I wrote a brief blog about this sunny and sociable weekend in Kent shortly after the event: here.

I have now finished my identifications from the Sandwich Bay Coleopterists’ Meeting (31st August to 2nd September 2012) and have also received records from Eric Philp, James McGill, Kevin Chuter, Martin Collier, Peter McMullen, Roger Booth, Simon Horsnall and Tony Allen. Between us we recorded 273 species of beetle (and 36 species of other invertebrates, including spiders, millipedes, dragonflies, bush-crickets, bugs, flies, bees, wasps, ants, moths and snails).

One of the highlights for me was the discovery of the phalacrid beetle Olibrus norvegicus new to Britain, as well as an intriguing featherwing-beetle specimen of the genus Ptenidium. Another major discovery was of the dung-beetle Euheptaulacus sus which was found by Roger Booth (from a light trap), Tony Allen (by evening sweeping) and James McGill. It is many decades since this dung-beetle was recorded from Kent.

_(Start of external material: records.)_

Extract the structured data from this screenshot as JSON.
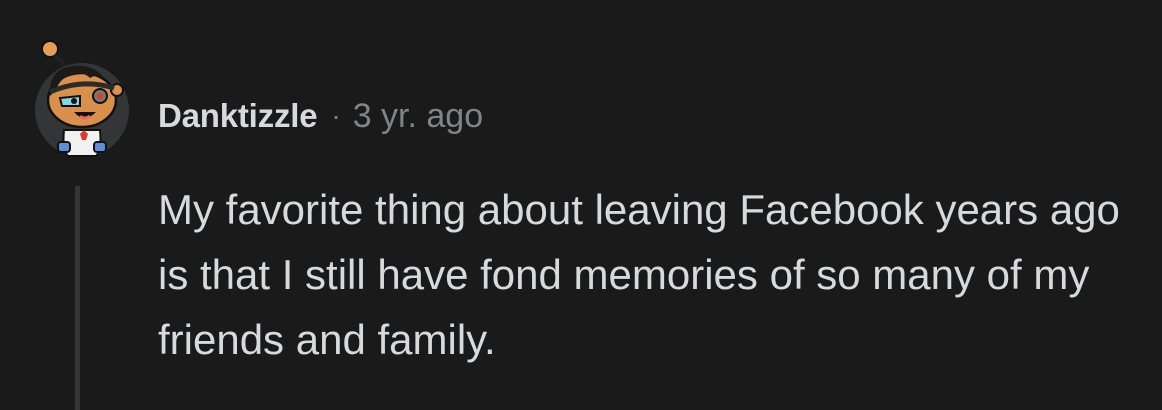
{
  "comment": {
    "author": "Danktizzle",
    "separator": "·",
    "timestamp": "3 yr. ago",
    "body": "My favorite thing about leaving Facebook years ago is that I still have fond memories of so many of my friends and family.",
    "avatar_icon": "snoo-avatar-icon"
  },
  "colors": {
    "background": "#1a1a1b",
    "text": "#d7dadc",
    "meta": "#818384",
    "thread_line": "#343536"
  }
}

Amongst the beetles were 7 Red Data Book, 1 Near Threatened and 36 Nationally Scarce species. In total, 16% of the beetles recorded during the meeting have conservation status, a figure which is consistent with top sites of national importance for invertebrate conservation.

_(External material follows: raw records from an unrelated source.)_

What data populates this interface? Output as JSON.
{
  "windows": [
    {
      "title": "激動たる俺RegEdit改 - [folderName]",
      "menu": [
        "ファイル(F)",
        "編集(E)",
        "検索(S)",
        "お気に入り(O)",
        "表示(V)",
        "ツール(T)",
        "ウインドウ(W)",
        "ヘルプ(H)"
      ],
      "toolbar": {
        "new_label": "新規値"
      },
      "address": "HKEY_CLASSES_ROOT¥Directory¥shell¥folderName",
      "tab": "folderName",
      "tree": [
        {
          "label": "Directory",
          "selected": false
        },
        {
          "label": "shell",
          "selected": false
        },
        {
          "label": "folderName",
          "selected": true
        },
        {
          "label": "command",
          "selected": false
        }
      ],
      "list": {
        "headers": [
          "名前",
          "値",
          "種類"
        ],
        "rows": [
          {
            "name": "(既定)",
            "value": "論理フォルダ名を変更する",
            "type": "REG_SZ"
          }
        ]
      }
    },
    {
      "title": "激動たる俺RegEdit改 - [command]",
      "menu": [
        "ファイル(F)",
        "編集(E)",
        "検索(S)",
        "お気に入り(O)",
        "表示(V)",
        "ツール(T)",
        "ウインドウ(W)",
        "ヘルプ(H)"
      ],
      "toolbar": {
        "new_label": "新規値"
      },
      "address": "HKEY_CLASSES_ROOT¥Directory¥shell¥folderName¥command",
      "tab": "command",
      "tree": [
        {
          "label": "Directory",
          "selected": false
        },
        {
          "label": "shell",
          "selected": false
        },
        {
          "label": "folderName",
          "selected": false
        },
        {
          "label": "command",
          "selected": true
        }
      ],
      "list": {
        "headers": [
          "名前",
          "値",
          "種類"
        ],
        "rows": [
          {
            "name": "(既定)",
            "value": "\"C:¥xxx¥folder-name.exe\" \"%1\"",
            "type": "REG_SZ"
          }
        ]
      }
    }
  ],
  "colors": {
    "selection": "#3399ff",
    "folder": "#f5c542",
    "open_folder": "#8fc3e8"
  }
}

A spreadsheet containing a species list and a worksheet of all records from the meeting can be downloaded here.

To download the keys, left-click the link. This will take you to my Google Docs webpages where you can see an online preview of the document (in which the formatting and pagination isn’t great). From the File menu, select Download and Save the file to your computer to see it in its original form.

 
The meeting did not formally start until Saturday morning (1st September) but most people travelled down on the Friday and the results include records from Friday afternoon and evening. In my case, I worked the area seaward of the Chequer’s Inn, Deal, where I had found Amara spreta, Melanotus punctolineatus and many other interesting beetles on a previous visit in 1999. This was also the area where Eric Philp recorded Ophonus cordatus although a few decades earlier. On a warm and still evening, I gave the Autokatcher a spin, driving back from the Chequer’s Inn to our accommodation at the Sandwich Bay Bird Observatory. It yielded a massive sample of mostly very small beetles, including the Ptenidium mentioned above and an impressive five species that I’d never seen before. Only one of the five (Omalium exiguum) is actually Nationally Scarce but the Autokatcher seems to be a good way of finding beetles that I don’t bump into using my normal fieldcraft. After dining together at an Indian restaurant in Sandwich village, a small party donned headtorches and headed out with sweep-nets to the dunes north of the Prince’s Golf Course clubhouse. This was when I found Olibrus norvegicus new to Britain though of course it wasn’t until a few days later that I dissected them and realised what they were. Of the species recognisable on the night, one of the most interesting finds was a single individual of the tenebrionid beetle Xanthomus pallidus.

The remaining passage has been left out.